Proof of Concept: Very Rapid Tidal Breathing Nasal Nitric Oxide Sampling Discriminates Primary Ciliary Dyskinesia from Healthy Subjects
Nasal nitric oxide (nNO) is extremely low in individuals with primary ciliary dyskinesia (PCD) and is recommended as part of early workup. We investigated whether tidal breathing sampling for a few seconds was as discriminative between PCD and healthy controls (HC) as conventional tidal breathing sampling (cTB-nNO) for 20–30 s.
We performed very rapid sampling of tidal breathing (vrTB-nNO) for 2, 4 and 6 s, respectively. Vacuum sampling with applied negative pressure (vrTB-nNOvac; negative pressure was applied by pinching the sampling tube) for < 2 s resulted in enhanced suction of nasal air during measurement. Feasibility, success rate, discriminatory capacity, repeatability and agreement were assessed for all four sampling modalities.
We included 13 patients with PCD, median (IQR) age of 21.8 (12.2–27.7) years and 17 HC, 25.3 (14.5–33.4) years. Measurements were highly feasible (96.7% success rate). Measured NO values with vrTB-nNO modalities differed significantly from TB-nNO measurements (HC: p < 0.001, PCD: p < 0.05). All modalities showed excellent discrimination. The vacuum method gave remarkably high values of nNO in both groups (1865 vs. 86 ppb), but retained excellent discrimination. vrTB-nNO4sec, vrTB-nNO6sec and vrTB-nNOvac showed identical specificity to cTB-nNO (all: 1.0, 95% CI 0.77–1.0).

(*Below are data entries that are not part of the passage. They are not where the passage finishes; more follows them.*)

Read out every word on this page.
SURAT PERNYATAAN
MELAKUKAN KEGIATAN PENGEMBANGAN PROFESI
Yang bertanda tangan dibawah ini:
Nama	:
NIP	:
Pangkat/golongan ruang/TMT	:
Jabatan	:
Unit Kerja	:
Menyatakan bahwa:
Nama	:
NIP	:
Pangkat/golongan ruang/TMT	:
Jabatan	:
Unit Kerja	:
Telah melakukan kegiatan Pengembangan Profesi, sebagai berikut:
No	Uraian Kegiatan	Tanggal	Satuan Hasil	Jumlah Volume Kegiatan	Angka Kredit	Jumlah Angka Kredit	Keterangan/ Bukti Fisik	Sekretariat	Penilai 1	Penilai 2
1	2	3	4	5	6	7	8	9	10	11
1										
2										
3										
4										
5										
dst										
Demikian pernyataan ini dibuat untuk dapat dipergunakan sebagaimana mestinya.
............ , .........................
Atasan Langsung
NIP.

vrTB-nNO sampling requires only a few seconds of probe-in-nose time, is feasible, and provides excellent discrimination between PCD and HC. Rapid TB-nNO sampling needs standardisation and further investigations in infants, young children and patients referred for PCD workup.
KeywordsPrimary ciliary dyskinesia Nasal nitric oxide Rare lung diseases
Compliance with Ethical Standards
Conflict of interest
KGN and JKM are members of BEAT-PCD (COST Action BM1407). KGN is partly financially supported by The Children’s Lung Foundation. MGH declares that he has no conflict of interest.
The study was approved by the Committee on Health Research Ethics in the Capital Region of Denmark in March 2017 [Journal No. H-17002138].
Informed consent was obtained from all individual participants, and their parents and/or guardians when necessary, included in the study prior to enrollment.
Research Involving Human Participants
All procedures performed were in accordance with the ethical standards of the institutional and/or national research committee and with the 1964 Helsinki declaration and its later amendments or comparable ethical standards.